# My "$5.00" tank setup/Growout tank.



## `GhostDogg´ (Apr 22, 2010)

I picked up this thank from gklaw yesterday & just got it setup with my rock & stuff.
I've had it running since last night but didn't get the fish,rocks,wood & caves in until about an hour ago.

Don't mind my background, I working on a DIY 3D BG.
But I've seen this roll of vinyl(or something) wallpaper rock BG I might just buy...(A rona)
It looks pretty close to the real thing too.

My lil RD/Midas is growing out in here while, I look for a 125G-180G for the near future.
I have 2 runts from my Texacons in with him to keep his "Alpha status".
Just moved them out of my QT tank.

His "inner devil" is starting to show the last few days.
He's been doing a lot of lip locking, with one of the Texacons.
The RD is showing a lil battle wound on his bottom lip.
I didn't realize the lil runts had tiny teeth.
It's all good, no real harm/damage done.

I managed to snap a few pix of him in his new "temporary digs".
He's faded a bit from the move, but I'll get some more once he settles in.
His bars really show when he's "pushing his weight" around.

Let me know what yo guys think.














































Thanks again for the tank Gordon!!!


----------



## `GhostDogg´ (Apr 22, 2010)

Now for the fish:
































































I guess there's no more 4 pic limit per post.:bigsmile:


----------



## `GhostDogg´ (Apr 22, 2010)

Here's a few pix I took with my crappy cam, since I didn't have my good camera charged.
These were taken last week, before the move.

Here's what he looks like with his bars if full color.




























I had to get this guy to add to my RD/Midas collection.
I've never seen one in person with bars.
The bars are what really sold me on this lil guy.


----------



## gmachine19 (Apr 21, 2010)

Looks good for "$5.00." Nice and simple.
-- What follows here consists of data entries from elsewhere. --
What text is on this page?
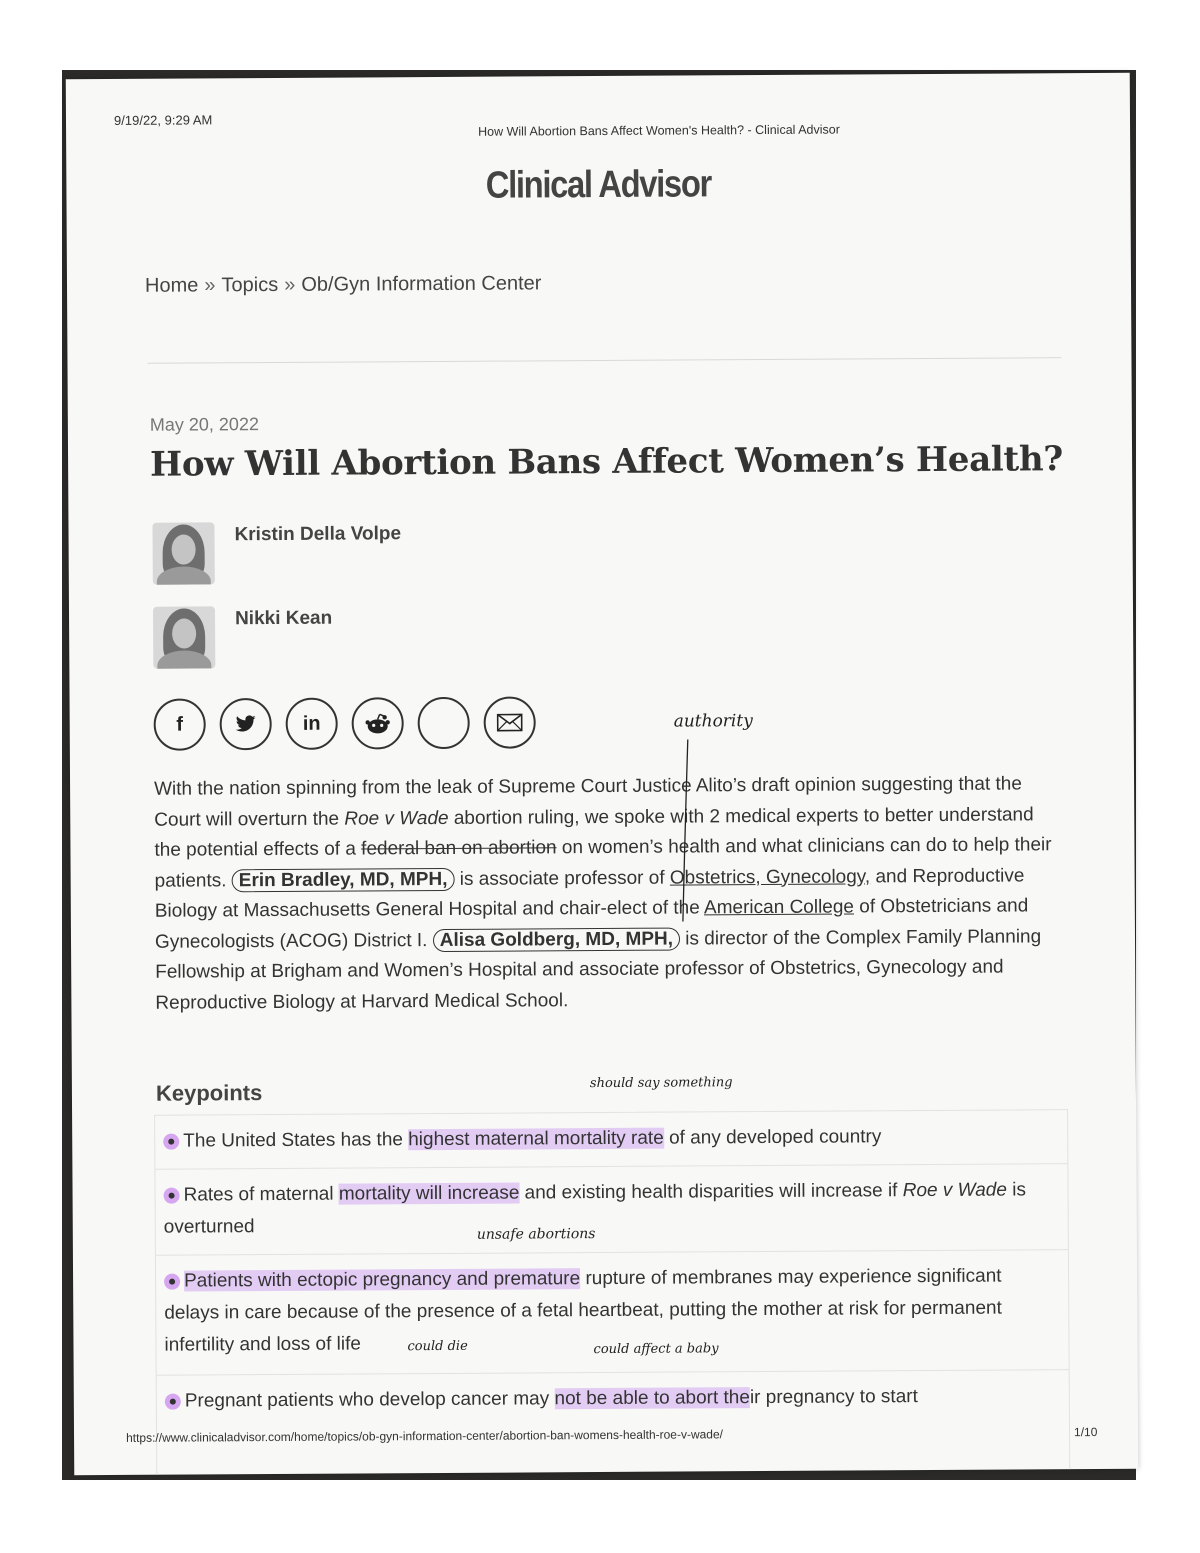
9/19/22, 9:29 AM
How Will Abortion Bans Affect Women's Health? - Clinical Advisor
Clinical Advisor
Home » Topics » Ob/Gyn Information Center
May 20, 2022
How Will Abortion Bans Affect Women’s Health?
Kristin Della Volpe
Nikki Kean
f	in
With the nation spinning from the leak of Supreme Court Justice Alito’s draft opinion suggesting that the Court will overturn the Roe v Wade abortion ruling, we spoke with 2 medical experts to better understand the potential effects of a federal ban on abortion on women’s health and what clinicians can do to help their patients. Erin Bradley, MD, MPH, is associate professor of Obstetrics, Gynecology, and Reproductive Biology at Massachusetts General Hospital and chair-elect of the American College of Obstetricians and Gynecologists (ACOG) District I. Alisa Goldberg, MD, MPH, is director of the Complex Family Planning Fellowship at Brigham and Women’s Hospital and associate professor of Obstetrics, Gynecology and Reproductive Biology at Harvard Medical School.
Keypoints
The United States has the highest maternal mortality rate of any developed country
Rates of maternal mortality will increase and existing health disparities will increase if Roe v Wade is overturned
Patients with ectopic pregnancy and premature rupture of membranes may experience significant delays in care because of the presence of a fetal heartbeat, putting the mother at risk for permanent infertility and loss of life
Pregnant patients who develop cancer may not be able to abort their pregnancy to start
authority
should say something
unsafe abortions
could die	could affect a baby
https://www.clinicaladvisor.com/home/topics/ob-gyn-information-center/abortion-ban-womens-health-roe-v-wade/	1/10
Nothing too extravagant.


----------



## `GhostDogg´ (Apr 22, 2010)

Yup just bare bones, a few caves for the fish, & what ever plants that "survived" from my planted attempt. :lol:
The plants won't last long, the fish are picking away @ them. :bigsmile:

I might play around with the rocks a bit, or add some more wood.

Best $5.00 I spent this week.
:bigsmile:


----------



## crazy72 (Apr 22, 2010)

Well done. A lot of goodness per buck!


----------



## `GhostDogg´ (Apr 22, 2010)

Strange that I'm still not getting Emails about replies.
I've restarted,rebooted,logout clear cookies, etc.

$5.00 was for the tank only, I just had the rest of the stuff laying around from a tank that sprung a leak.
Still a really great deal IMO.:bigsmile:

My RD's bars are coming back, & the runts are coloring up too,but I wanna rearrange the tank a bit more... 
I guess it's better to stress them out sooner than later.


----------



## gklaw (May 31, 2010)

Spend the $5 at Golden Arches this morning. Thanks for lunch


----------



## `GhostDogg´ (Apr 22, 2010)

Your welcome. 
My $5.00 will last longer than yours Gordon. :bigsmile:

I had no idea that the other tank was a 37G?
I might have grabbed that 1 too.
Must resist... Trying to downsize too.
I only want a few large tanks, & not so many medium tanks running.


----------



## gklaw (May 31, 2010)

`GhostDogg´ said:


> Your welcome.
> My $5.00 will last longer than yours Gordon. :bigsmile:
> 
> I had no idea that the other tank was a 37G?
> ...


I resisted to sell it for a long time as well. But need more space for my other toys in my garage  Hoping to post a picture FS soon.


----------